Другой рукой я медленно и почти с нежностью вытягивал из одной ноздри нечто длинное, витиеватое, действительно черное, очень тягучее и никак не кончающееся. В испуге я косил единственным глазом на то, что извлекается из ноздри, и пугался увидеть второй глаз, который постепенно на этих странных нитях я неожиданно вытащу из черепа. Глаза все не было, зато кроваво-слизистая косичка, наконец, кончилась, и теперь предстояло отлепить ее от пальцев. Опять счистил об асфальт. «Это пожарить можно», — подумал мечтательно.

Не раскрывая уха, встал на колено, упор, подъем, море волнуется раз, море волнуется два, море волнуется три, спасла стена, так бы упал. Горячий затылок и в меру прохладный кирпич, как вам хорошо вместе.

Пошли, ты.

Пошли, разве я против.

И не надо на меня так смотреть, товарищ женщина.

Никому не надо.

Только одной даме я сейчас покажу, как я выгляжу, мы очень любим, когда женщины пугаются. Входим, волоча кишки за собой. Милый мой, что у тебя с кишками, отчего они так волочатся за тобой? Ерунда, не обращай внимания, со мной и не такое бывало.

Надеюсь, что очевидное различие формы моих ушей не станет препятствием для попадания в метро.

Мы познакомились с ней в метро. Она спускалась на эскалаторе, я поднимался и разглядывал девушек, которые делали вид, что меня не замечают.

Алька сама елозила своими веселыми глазищами по соседнему эскалатору, как будто там потерялся ее добрый знакомый.

Мужик у нее тогда был, чего она искала в метро, непонятно.

Я вперился в нее и смотрел — чуть не сломал шею, оборачиваясь. Она все это видела, и забавлялась этим, и в последнее мгновение оглянулась и показала язык.
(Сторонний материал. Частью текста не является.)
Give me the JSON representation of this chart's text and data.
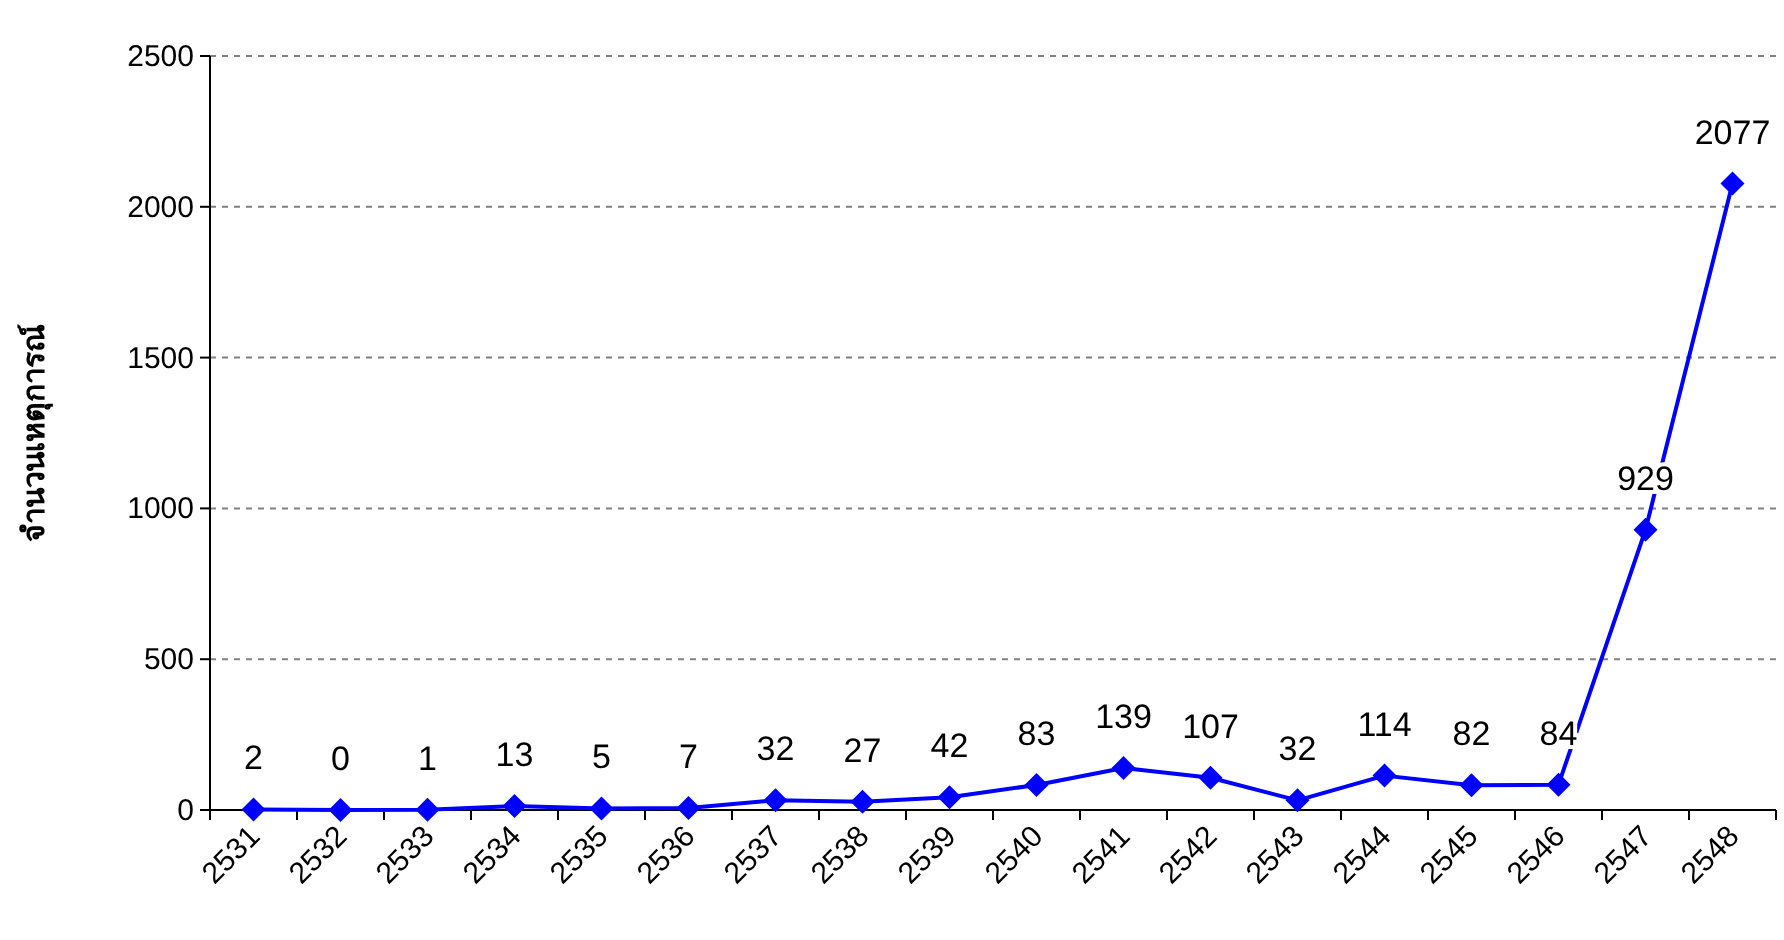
{
  "chart_data": {
    "type": "line",
    "ylabel": "จำนวนเหตุการณ์",
    "categories": [
      "2531",
      "2532",
      "2533",
      "2534",
      "2535",
      "2536",
      "2537",
      "2538",
      "2539",
      "2540",
      "2541",
      "2542",
      "2543",
      "2544",
      "2545",
      "2546",
      "2547",
      "2548"
    ],
    "series": [
      {
        "color": "#0000ff",
        "values": [
          2,
          0,
          1,
          13,
          5,
          7,
          32,
          27,
          42,
          83,
          139,
          107,
          32,
          114,
          82,
          84,
          929,
          2077
        ]
      }
    ],
    "ylim": [
      0,
      2500
    ],
    "yticks": [
      0,
      500,
      1000,
      1500,
      2000,
      2500
    ],
    "grid": "y",
    "marker": "diamond",
    "line_style": "solid",
    "data_labels": true
  }
}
Слизнула меня с эскалатора.

Я бросился вверх, бегом, бегом, бегом, извините, еще раз извините, с каким бы, а, удовольствием я бы взял твою, тетка, огромную сумку, мешающую мне бежать, и киданул вниз, чтоб она загромыхала туда, спотыкаясь на каждом фонаре… вот мы уже наверху, а там, черт, выход на улицу, махнул дверью, едва не зашиб идущего за мной, пробежал вдоль каменной стены, снова вход в метро, черт, нет жетона, влез без очереди, сдачу оставил железной тарелке, поскакал вниз, ничего не видя, когда глаза поднял — поперхнулся: стоит внизу, ждет, машет ручкой, смеется.

«Твою-то мать, может, она спутала меня с кем?» — подумал.
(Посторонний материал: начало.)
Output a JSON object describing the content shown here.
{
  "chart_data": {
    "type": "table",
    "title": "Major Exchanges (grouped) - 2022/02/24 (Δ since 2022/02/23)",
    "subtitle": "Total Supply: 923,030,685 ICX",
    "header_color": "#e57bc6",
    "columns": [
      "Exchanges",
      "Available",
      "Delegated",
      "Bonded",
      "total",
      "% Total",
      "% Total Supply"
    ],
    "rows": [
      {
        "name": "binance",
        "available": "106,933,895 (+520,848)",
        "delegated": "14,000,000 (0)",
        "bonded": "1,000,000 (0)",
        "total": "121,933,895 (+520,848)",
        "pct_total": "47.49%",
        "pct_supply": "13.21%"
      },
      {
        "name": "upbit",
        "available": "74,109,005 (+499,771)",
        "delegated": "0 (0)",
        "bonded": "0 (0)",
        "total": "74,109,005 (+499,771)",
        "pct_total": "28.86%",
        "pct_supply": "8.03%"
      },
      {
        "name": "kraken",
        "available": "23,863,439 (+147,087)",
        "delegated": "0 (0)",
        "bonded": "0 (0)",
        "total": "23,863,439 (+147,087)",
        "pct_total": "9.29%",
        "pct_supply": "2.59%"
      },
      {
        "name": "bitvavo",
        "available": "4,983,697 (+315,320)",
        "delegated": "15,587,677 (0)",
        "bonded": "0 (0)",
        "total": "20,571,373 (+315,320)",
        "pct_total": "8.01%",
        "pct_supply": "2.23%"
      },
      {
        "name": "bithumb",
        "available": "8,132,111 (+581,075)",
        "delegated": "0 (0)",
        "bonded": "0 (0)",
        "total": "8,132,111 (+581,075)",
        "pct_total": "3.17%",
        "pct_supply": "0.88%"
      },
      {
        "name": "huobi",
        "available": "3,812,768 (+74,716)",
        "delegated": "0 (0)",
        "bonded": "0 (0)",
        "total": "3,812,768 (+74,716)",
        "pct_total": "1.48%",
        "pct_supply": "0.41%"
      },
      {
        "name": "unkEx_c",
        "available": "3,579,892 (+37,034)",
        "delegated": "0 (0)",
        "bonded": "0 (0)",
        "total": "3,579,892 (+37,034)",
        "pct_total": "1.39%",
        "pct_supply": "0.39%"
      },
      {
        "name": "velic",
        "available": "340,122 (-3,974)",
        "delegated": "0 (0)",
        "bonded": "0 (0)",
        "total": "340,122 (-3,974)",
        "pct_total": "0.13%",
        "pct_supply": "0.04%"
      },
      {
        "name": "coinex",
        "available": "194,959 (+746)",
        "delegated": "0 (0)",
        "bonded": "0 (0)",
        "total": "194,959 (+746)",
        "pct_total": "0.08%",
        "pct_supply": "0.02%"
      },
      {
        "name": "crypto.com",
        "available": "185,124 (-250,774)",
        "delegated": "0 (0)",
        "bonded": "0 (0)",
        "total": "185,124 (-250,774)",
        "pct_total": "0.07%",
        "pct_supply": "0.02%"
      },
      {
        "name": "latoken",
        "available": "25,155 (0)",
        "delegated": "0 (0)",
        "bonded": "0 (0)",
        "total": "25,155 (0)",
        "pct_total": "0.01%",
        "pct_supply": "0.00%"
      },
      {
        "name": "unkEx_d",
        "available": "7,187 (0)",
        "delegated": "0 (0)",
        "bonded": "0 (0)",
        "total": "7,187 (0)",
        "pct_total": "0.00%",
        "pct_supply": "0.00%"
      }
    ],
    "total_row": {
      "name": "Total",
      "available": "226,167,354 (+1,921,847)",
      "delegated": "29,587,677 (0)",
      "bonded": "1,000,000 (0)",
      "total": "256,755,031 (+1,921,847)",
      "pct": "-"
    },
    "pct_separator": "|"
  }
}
— Привет, мы что, знакомы? — спросил.

— Еще нет. Алька, — сказала она.

Она была вся такая как слива, которую хотелось раздавить в руке и есть потом с руки все эти волокна, сырость, мякоть.

— Ну. А ты кто? — Загорелая, щеки у нее — как настоящие щеки, а не просто так, кожа, губы сливовые, язычок маленький и, кажется, твердый, как сливовая косточка. — А?

Кто я, блядь, такой.

С чего начать: глаза, уши, печень, сердце. У всего своя биография, свои воспоминания, свое будущее, до определенного момента разное.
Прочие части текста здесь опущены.